Spiders, SciComm and Body Butter – Ecology is not a dirty word

In a fitting end to the ridiculous year of misinformation that it was, this fake news story on spiders being attracted to a particular brand of body butter caught my eye.

It’s clickbait, it’s misinformation, it’s disinformation…and it’s a great illustration of how the online universe creates more complex challenges for science communication.

According to the story, a customer wrote a negative review on the website of a popular cosmetics brand claiming that a particular body butter, when applied appropriately, attracted spiders (specifically, wolf spiders) to them. Other people then jumped on to various social media platforms claiming similar experiences with the same body butter.

This phenomenon is not biologically plausible, and I sympathise with the numerous experts who had to interrupt their holidays to explain to multiple journalists that no, it was extremely unlikely that the body butter was bringing all the spiders to the yard.

It also appears that the anecdote is likely false and the customer probably fabricated the claim for fun/to get attention/some other reason. Redditors reported that the same ‘customer’ had left almost identical reviews on other cosmetic products over the last few years.

The story got an undeserved amount of attention across a whole range of news media, from junky tabloids that hyped the drama to well-respected platforms that tried to seriously debunk the story with science. Maybe it was a bit of end-of-year newsroom desperation, or maybe just because spiderphobias always seem to get more news attention than they deserve.

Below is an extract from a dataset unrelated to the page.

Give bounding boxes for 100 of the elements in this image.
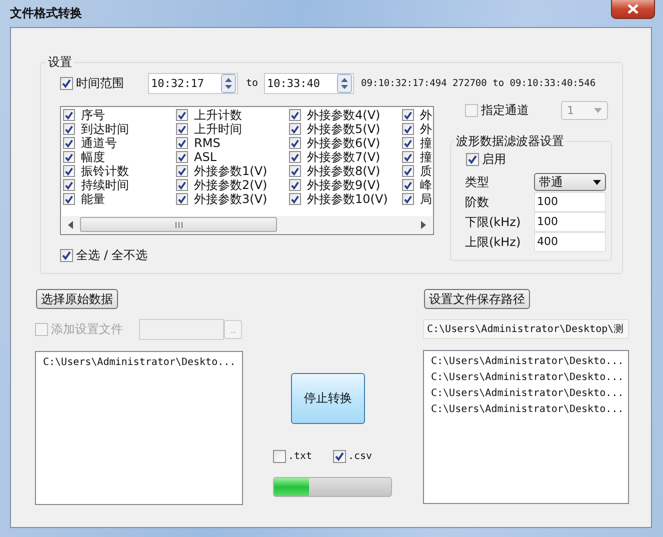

The news coverage mostly focused on whether spiders are/are not attracted to cosmetics, but the real story here is how anecdotes disproportionately fuel broad-scale misinformation.

Why is it so easy for an unverifiable anecdote, once shared, to become embedded in people’s minds as if it’s scientific fact?

I’ve written before about the flawed windscreen phenomenon anecdote. It never seems to lose its appeal, despite continuous expert debunking. We’re seeing similar during the ongoing covid pandemic and climate/biodiversity crisis. Climate deniers, extinction deniers, pandemic deniers… they all follow a similar playbook.

All anecdotes are either fabricated or flawed. I teach my students that anecdotes are the least certain of the types of ‘evidence’. They make you think, they can help create new hypotheses for research, but they can’t be taken as evidence of any pattern; even if they aren’t fabricated or exaggerated, they only represent a perception of one place at one time.

But anecdotes have HUGE reach, and potential engagement, online. The more attention (e.g. likes, shares, news coverage etc.) that an anecdote gets, the more people are likely to believe that it’s true. And attention/reach comes from hitting that value spot in a general audience – a lot of people (unfortunately) dislike spiders, so an anecdote that plays on spiderphobias is going to get traction.

According to many communications experts, people don’t want facts, they want compelling stories that confirm their beliefs. This is how brand marketing, political spin and PR strategies work. And this is exactly what the enterprising fiction writer did with their cosmetic-loving spiders story.

Not surprising in a world where reach and engagement, regardless of truth or community wellbeing outcomes, are the markers of success.

Where does this leave science communication? When stories like this make the mainstream, I feel like it’s becoming more pointless engaging in scicomm as an expert; when I’m increasingly engaging with an echo chamber, when fake news and sensational anecdotes engage public audiences more than facts, and when policymakers pander to public interest over scientific evidence.

There are no alternative truths in science. There are facts, bodies of evidence, and expert consensuses. Values and beliefs are extremely important for understanding actions and decisions, but they rarely change the scientific facts. If you hate spiders, that’s totally fine and understandable. But it won’t change the facts that most spiders won’t harm you, and they aren’t attracted to your body butter.

Journalists have a responsibility to inform the public. But at what cost? Do public audiences need to know about every controversial social media post or shocking consumer review? But if journos don’t cover the story of a viral anecdote and attempt to debunk it, will it fuel even more misinformation?